In mid-December 2009, Wisconsin’s Barry Alvarez let it slip that the Big Ten was considering expanding its 11-team roster to get to 12 teams (at least) and a conference title game. That set off a chain of events that turned everyone in the Big 12 against each other and resulted in not only the Big Ten adding Nebraska, but also the Pac-10 attempting to loot half the Big 12 as well. (It ended up with Colorado and the MWC’s Utah.)

Things stayed mostly intact in 2010 before Nebraska, Colorado, and others officially said goodbye for the 2011 season. Still, it’s interesting to step back and look at the conference hierarchy at the time before Alvarez’s statements.

  1. SEC (+15.6)
  2. Big 12 (+11.7)
  3. ACC (+8.6)
  4. Big Ten (+7.5)
  5. Big East (+6.6)
  6. Pac-10 (+6.6)
  7. Mountain West (-0.3)
  8. WAC (-7.2)
  9. Conference USA (-7.5)
  10. MAC (-11.3)
  11. Sun Belt (-16.6)

The SEC was easily the No. 1 conference in 2009, but the Big 12 was easily No. 2. Colorado struggled, but the other three programs the conference would soon lose — Nebraska, Missouri, and Texas A&M — were all ranked 43rd or better in this season and 28th or better in 2010.
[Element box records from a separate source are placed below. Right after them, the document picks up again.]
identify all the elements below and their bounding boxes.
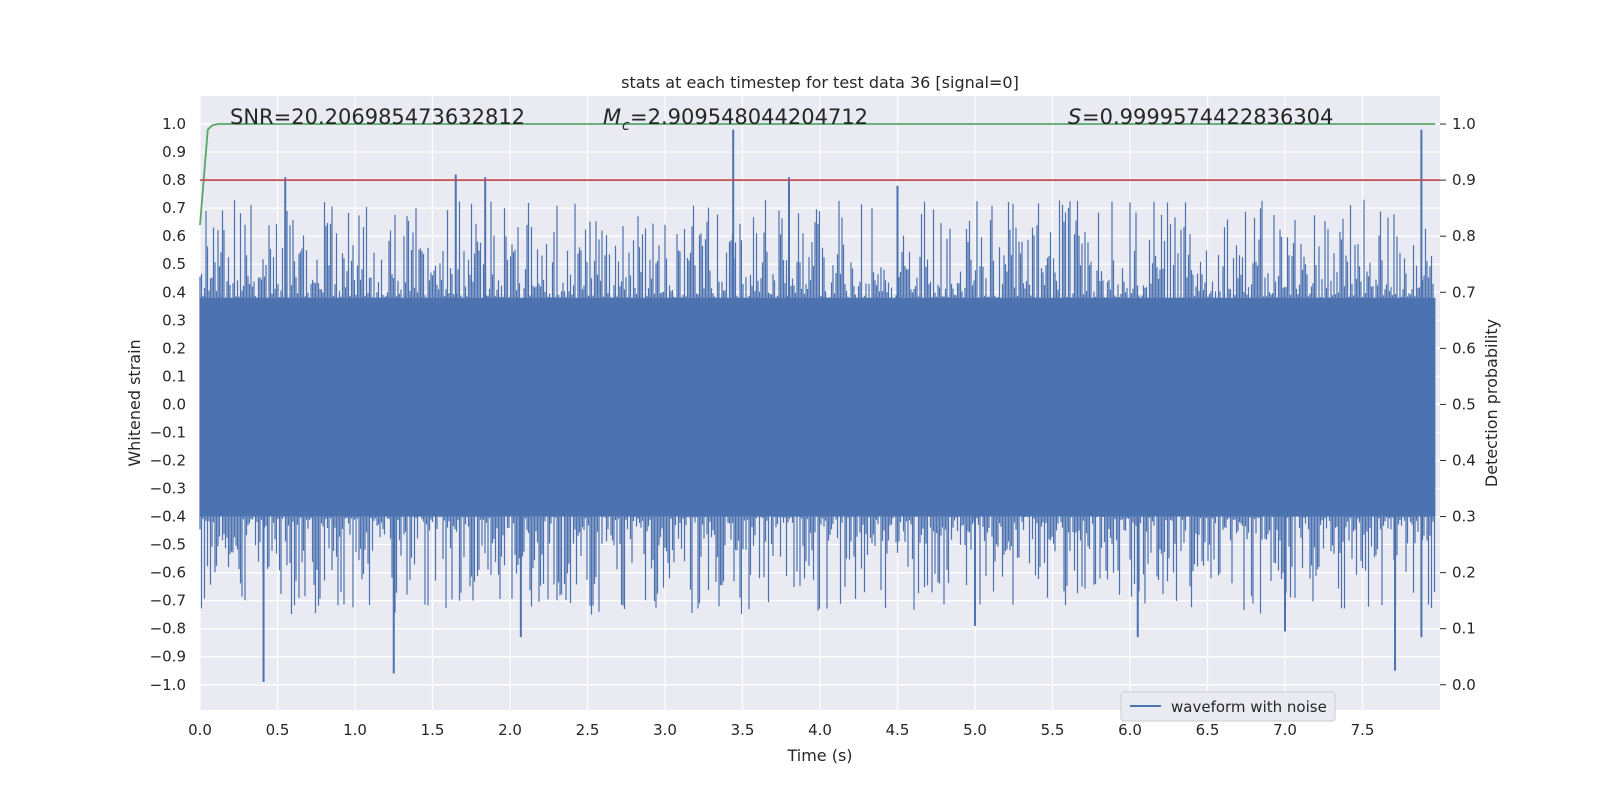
- y2-tick-label: 1.0: [1452, 115, 1476, 133]
- x-tick-label: 0.0: [188, 721, 212, 739]
- y-tick-label: −0.6: [150, 564, 186, 582]
- y2-tick-label: 0.9: [1452, 171, 1476, 189]
- mc-annotation: M c =2.909548044204712: [603, 105, 868, 134]
- detection-probability-line: [199, 123, 1436, 226]
- y2-tick-label: 0.7: [1452, 283, 1476, 301]
- y-tick-label: −0.4: [150, 508, 186, 526]
- y-tick-label: −1.0: [150, 676, 186, 694]
- mc-symbol: M: [603, 105, 621, 129]
- y-tick-label: 0.7: [162, 199, 186, 217]
- y-tick-label: 0.5: [162, 255, 186, 273]
- x-tick-label: 5.0: [963, 721, 987, 739]
- y-tick-label: −0.5: [150, 536, 186, 554]
- chart-title: stats at each timestep for test data 36 …: [621, 73, 1019, 92]
- s-symbol: S: [1068, 105, 1081, 129]
- y-tick-label: 0.6: [162, 227, 186, 245]
- y-tick-label: −0.7: [150, 592, 186, 610]
- y-tick-label: 0.0: [162, 395, 186, 413]
- y-tick-label: 0.1: [162, 367, 186, 385]
- y-tick-label: −0.2: [150, 451, 186, 469]
- legend-box: [1120, 691, 1336, 722]
- y-tick-label: −0.9: [150, 648, 186, 666]
- x-tick-label: 6.0: [1118, 721, 1142, 739]
- y2-tick-label: 0.1: [1452, 620, 1476, 638]
- x-tick-label: 2.5: [576, 721, 600, 739]
- y-tick-label: 0.8: [162, 171, 186, 189]
- y-axis-label: Whitened strain: [125, 339, 144, 466]
- y2-tick-label: 0.2: [1452, 564, 1476, 582]
- x-tick-label: 5.5: [1041, 721, 1065, 739]
- y-tick-label: 1.0: [162, 115, 186, 133]
- legend-label: waveform with noise: [1171, 698, 1327, 716]
- y-tick-label: −0.1: [150, 423, 186, 441]
- x-tick-label: 2.0: [498, 721, 522, 739]
- x-tick-label: 7.5: [1351, 721, 1375, 739]
- x-tick-label: 3.0: [653, 721, 677, 739]
- mc-value: =2.909548044204712: [630, 105, 868, 129]
- x-axis-label: Time (s): [786, 746, 852, 765]
- s-value: =0.9999574422836304: [1082, 105, 1333, 129]
- x-tick-label: 7.0: [1273, 721, 1297, 739]
- y-tick-label: 0.9: [162, 143, 186, 161]
- y2-tick-label: 0.6: [1452, 339, 1476, 357]
- y-tick-label: 0.4: [162, 283, 186, 301]
- y2-tick-label: 0.8: [1452, 227, 1476, 245]
- y-tick-labels: 1.0 0.9 0.8 0.7 0.6 0.5 0.4 0.3 0.2 0.1 0.0 −0.1 −0.…: [150, 115, 186, 694]
- y-tick-label: 0.2: [162, 339, 186, 357]
- x-tick-label: 3.5: [731, 721, 755, 739]
- waveform-with-noise-series: [199, 129, 1436, 682]
- y2-tick-label: 0.3: [1452, 508, 1476, 526]
- y2-axis-label: Detection probability: [1482, 319, 1501, 487]
- x-tick-label: 4.5: [886, 721, 910, 739]
- y2-tick-label: 0.4: [1452, 451, 1476, 469]
- y2-tick-labels: 1.0 0.9 0.8 0.7 0.6 0.5 0.4 0.3 0.2 0.1 0.0: [1440, 115, 1476, 694]
- y-tick-label: −0.3: [150, 480, 186, 498]
- legend: waveform with noise: [1120, 691, 1336, 722]
- x-tick-label: 1.5: [421, 721, 445, 739]
- waveform-spikes: [199, 199, 1436, 615]
- x-tick-label: 6.5: [1196, 721, 1220, 739]
- x-tick-label: 0.5: [266, 721, 290, 739]
- x-tick-labels: 0.0 0.5 1.0 1.5 2.0 2.5 3.0 3.5 4.0 4.5 5.0 5.5 6.0 6…: [188, 721, 1374, 739]
- s-annotation: S =0.9999574422836304: [1068, 105, 1333, 129]
- y-tick-label: −0.8: [150, 620, 186, 638]
- y2-tick-label: 0.0: [1452, 676, 1476, 694]
- snr-annotation: SNR=20.206985473632812: [230, 105, 525, 129]
- x-tick-label: 1.0: [343, 721, 367, 739]
- y2-tick-label: 0.5: [1452, 395, 1476, 413]
- y-tick-label: 0.3: [162, 311, 186, 329]
- series-layer: [199, 123, 1440, 682]
- x-tick-label: 4.0: [808, 721, 832, 739]
- mc-subscript: c: [622, 118, 630, 134]
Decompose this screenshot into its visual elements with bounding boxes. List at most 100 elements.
You, uh, can also see why the Pac-10 wanted to try to improve its lot in life. Oregon and Stanford were on the rise, but USC slipped in 2009, and the conference had only two teams ranked better than 32nd. The Big East — still a thing at this point — had three, including the two teams that played in one of the most amazing games I’ve ever seen.

Other notes:

Notre Dame v Stanford
Jimmy Clausen
Photo by Ezra Shaw/Getty Images
  • Notre Dame had the No. 3 overall offense! And went 6-6! Jimmy Clausen obviously struggled in the pros, but we maybe forget what an incredible season he had in 2009: 68 percent completion rate, 3,722 passing yards, 28 TDs, 4 INTs. (Having Golden Tate helped just a tad. Tate caught 93 passes for 1,496 yards and won the Biletnikoff*.) Unfortunately, the Irish defense ranked 77th, and the schedule was tough enough to feature 10 games decided by one possession. Notre Dame won only four of them.
  • Indeed, Stanford was rising quickly. From 78th in 2007, Jim Harbaugh’s first season, the Cardinal had moved to 60th in 2008, then jumped even further to 35th in 2009. The next season: fourth.
  • Your top 10 mid-majors (not including the Big East, which was a power conference at the time): No. 5 TCU, No. 14 Boise State, No. 26 Utah, No. 30 BYU, No. 49 Air Force, No. 52 Fresno State, No. 53 Houston, No. 54 CMU (Dan LeFevour!), No. 58 Southern Miss, and No. 63 Nevada. The best of the MWC and WAC (to which Boise State, Fresno State, and Nevada still belonged) could have combined to make a P5-level conference that year! But as the WAC programs came aboard, TCU and Utah jumped to the P5, and BYU went independent. The stars were never quite aligned.

* I will forever maintain that Missouri’s Danario Alexander was screwed. As good as Tate was, Alexander outdid him — 113 catches, 1,781 yards, 14 TDs — and on an offense with fewer weapons. Everyone knew Danario was going to get the ball, and he still dominated. And I mean, dominated. The most impressive sustained performance I’ve ever seen in person. He caught 83 passes at 16.8 yards per catch, with 10 TDs, over three seasons in the pros, too, but his knees basically disintegrated. RIP, Danario’s knees.